How does line break work when implementing a new TokenMaker?

Question

How does line break work when implementing a new TokenMaker?

Essay97 opened this issue 3 years ago · comments

Hi, I'm sorry if this question sounds stupid, I'm sure I could find the answer somewhere in the docs, I tried but I really can't wrap my head around it.
I'm implementing a custom TokenMaker "by hand" (it's kind of an exercise for me) and, reading the docs, I would have expected that when implementing getTokenList() the text parameter would "reset" on every line break, but it seems like it's always containing the whole document. I don't think it matters, but I'm extending AbstractTokenMaker using Kotlin.

Is this the expected behavior?
Does this mean that the whole document gets parsed on each key stroke? Do I have to somewhat manage performance for large documents?

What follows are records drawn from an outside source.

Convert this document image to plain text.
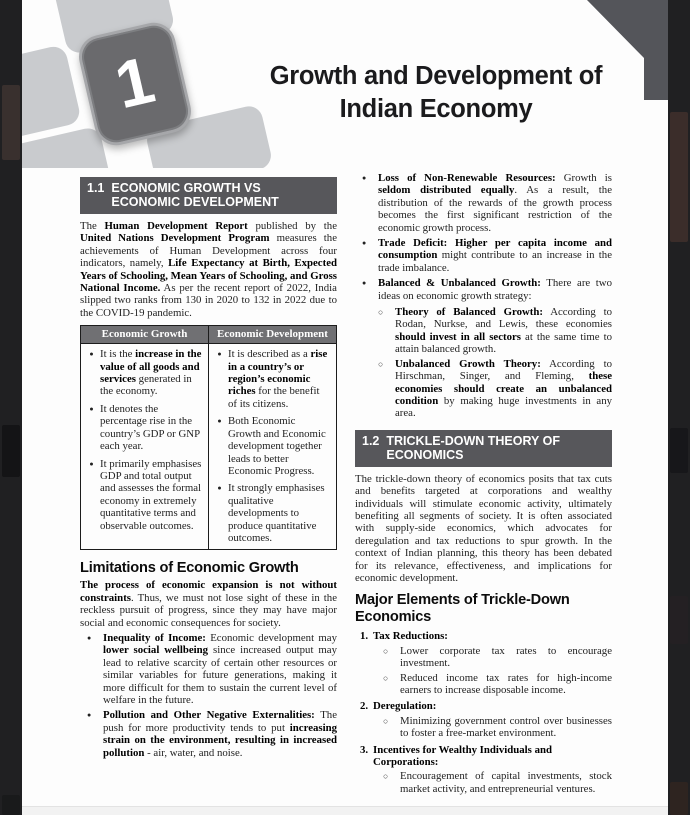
1	Growth and Development of
Indian Economy
1.1 ECONOMIC GROWTH VS ECONOMIC DEVELOPMENT

The Human Development Report published by the United Nations Development Program measures the achievements of Human Development across four indicators, namely, Life Expectancy at Birth, Expected Years of Schooling, Mean Years of Schooling, and Gross National Income. As per the recent report of 2022, India slipped two ranks from 130 in 2020 to 132 in 2022 due to the COVID-19 pandemic.

Economic Growth	Economic Development

● It is the increase in the value of all goods and services generated in the economy.
● It denotes the percentage rise in the country’s GDP or GNP each year.
● It primarily emphasises GDP and total output and assesses the formal economy in extremely quantitative terms and observable outcomes.

● It is described as a rise in a country’s or region’s economic riches for the benefit of its citizens.
● Both Economic Growth and Economic development together leads to better Economic Progress.
● It strongly emphasises qualitative developments to produce quantitative outcomes.
Limitations of Economic Growth

The process of economic expansion is not without constraints. Thus, we must not lose sight of these in the reckless pursuit of progress, since they may have major social and economic consequences for society.

●	Inequality of Income: Economic development may lower social wellbeing since increased output may lead to relative scarcity of certain other resources or similar variables for future generations, making it more difficult for them to sustain the current level of welfare in the future.
●	Pollution and Other Negative Externalities: The push for more productivity tends to put increasing strain on the environment, resulting in increased pollution - air, water, and noise.
●	Loss of Non-Renewable Resources: Growth is seldom distributed equally. As a result, the distribution of the rewards of the growth process becomes the first significant restriction of the economic growth process.
●	Trade Deficit: Higher per capita income and consumption might contribute to an increase in the trade imbalance.
●	Balanced & Unbalanced Growth: There are two ideas on economic growth strategy:
○	Theory of Balanced Growth: According to Rodan, Nurkse, and Lewis, these economies should invest in all sectors at the same time to attain balanced growth.
○	Unbalanced Growth Theory: According to Hirschman, Singer, and Fleming, these economies should create an unbalanced condition by making huge investments in any area.
1.2 TRICKLE-DOWN THEORY OF ECONOMICS

The trickle-down theory of economics posits that tax cuts and benefits targeted at corporations and wealthy individuals will stimulate economic activity, ultimately benefiting all segments of society. It is often associated with supply-side economics, which advocates for deregulation and tax reductions to spur growth. In the context of Indian planning, this theory has been debated for its relevance, effectiveness, and implications for economic development.

Major Elements of Trickle-Down Economics
1. Tax Reductions:
○	Lower corporate tax rates to encourage investment.
○	Reduced income tax rates for high-income earners to increase disposable income.
2. Deregulation:
○	Minimizing government control over businesses to foster a free-market environment.
3. Incentives for Wealthy Individuals and Corporations:
○	Encouragement of capital investments, stock market activity, and entrepreneurial ventures.
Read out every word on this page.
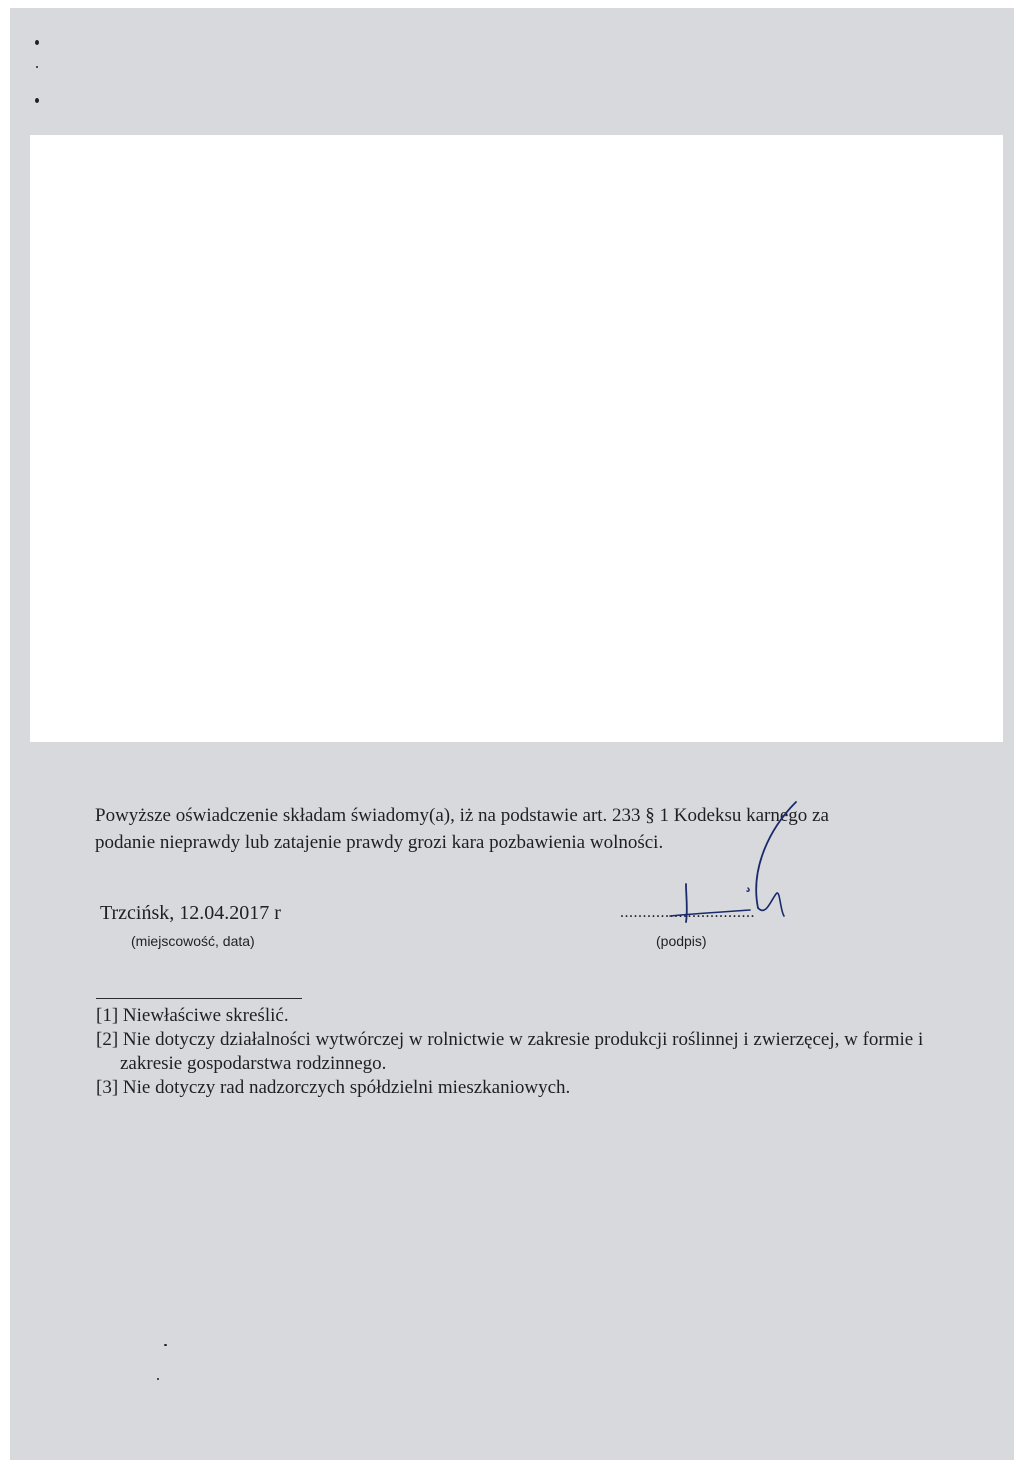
Powyższe oświadczenie składam świadomy(a), iż na podstawie art. 233 § 1 Kodeksu karnego za
podanie nieprawdy lub zatajenie prawdy grozi kara pozbawienia wolności.

Trzcińsk, 12.04.2017 r
(miejscowość, data)
..............................
(podpis)
[1] Niewłaściwe skreślić.
[2] Nie dotyczy działalności wytwórczej w rolnictwie w zakresie produkcji roślinnej i zwierzęcej, w formie i zakresie gospodarstwa rodzinnego.
[3] Nie dotyczy rad nadzorczych spółdzielni mieszkaniowych.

Also, side question completely unrelated: I don't get how should I implement auto indentation

Thanks in advance!

siggemannen · Answer 1 · Sun Feb 20 2022 18:30:44 GMT+0800 (China Standard Time)

Hi, i wrote my own TSQLTokenMaker by hand (custom state handling with a bunch of if:s etc) and it was kind of pain in the backside :D But it's possible.

getTokenList accepts (Segment text, int initialTokenType, int startOffset)

Segment is a "view" over the underlying char array containing your document.
So, the char array inside the segment might contain whole text or just part of it, depending on the implementation. But when you handle segment, you are only allowed to "look" at the stuff that is limited by Segment.offset and Segment.count. See it as offset = char array start index and count is offset + count = end index.

char[] array = text.array;
int offset = text.offset;
int count = text.count;
int end = offset + count;
for (int i = offset; i < end; i++)
{
       //Do stuff with array[i];
}

initialTokenType is for multiline tokens that hangs off previous lines. You can look at it as if you were parsing previous line and the last token wasn't finished, like SELECT 'blablabla
blablab'
when you parse blablab' RTextArea will pass you previous token's "type" so you know you should continue to parse a character string, and not just start off from scratch.

Finally, startOffset is the "global" offset of the segment. So when you add the tokens, your token has start / end as local to the segment offset. So you have to add this startOffset to the token's start index:

        List<ISQLToken> l = TSQLLexer.parse(array, offset, end, ts /*previous state*/);
        //Loop tokens...
        ISQLToken t;
        for (int i = 0; i < l.size(); i++)
        {
            t = l.get(i);
            addToken(text, t.getStart(), t.getEnd(), t.getTokenType(), t.getStart() + newStartOffset);
        }

Then, there are some other stuff like nested comments on multilines etc... :D Basically, it's a mess.

I think you can look at how a couple of other tokenmakers are implemented to get the idea of what they're doing.

For auto identation, you implement an action and set it on your TokenMaker's getInsertBreakAction. See for example AbstractJFlexCTokenMaker

Arham · Answer 2 · Wed Feb 23 2022 19:51:51 GMT+0800 (China Standard Time)

@Essay97

Also, side question completely unrelated: I don't get how should I implement auto indentation
I also don't know how to do the auto indentation part.
But You should have already sent a notification to @bobbylight about this issue!

bobbylight · Answer 3 · Sun Mar 20 2022 13:03:02 GMT+0800 (China Standard Time)

@siggemannen is right about Segments - they are a Swing class designed to let you read text from JTextComponents without creating a lot of Strings. For performance reasons, the Swing team was effectively cheating and giving you an offset- and length-pointer into the text component's text, rather than allocating memory for a String copy, since a lot of stuff reads from the text component's Document. Many of the Swing API's that actually render text to the screen use Segment.

The character array may appear to always be your entire Document, but that's not guaranteed to the case. Indeed, for large documents you might get only a portion of it, for example. So only ever reach into the [offset, offset + count) range of the array. In practice, TokenMaker.getTokenList(Segment, int, int) will only get called for a single line of code at a time, so this is the largest (and smallest!) amount of code parsed at a time.

Two examples you could follow of a homebrew TokenMaker that read from a Segment are UnixShellTokenMaker and WindowsBatchTokenMaker.

As for auto-indentation, the simplest way is to override the getShouldIndentNextLineAfter(Token) method in your TokenMaker implementation to return true if the next line should be indented. This is very simplistic logic, with the idea that the "last" Token on a line is sufficient to decide whether to indent the next line, but in practice that's typically all that's necessary. Note there's no support for auto-"outdent" outside of curly braces doing so automatically, if you have overridden TokenMaker.getCurlyBracesDenoteCodeBlocks(). For reference, here is an example of how languages like C and Java have auto-indentation implemented in the library.

If you need more sophisticated auto-indentation logic, you'll need to again take @siggemannen's advice and override getInsertBreakAction() to return your own logic.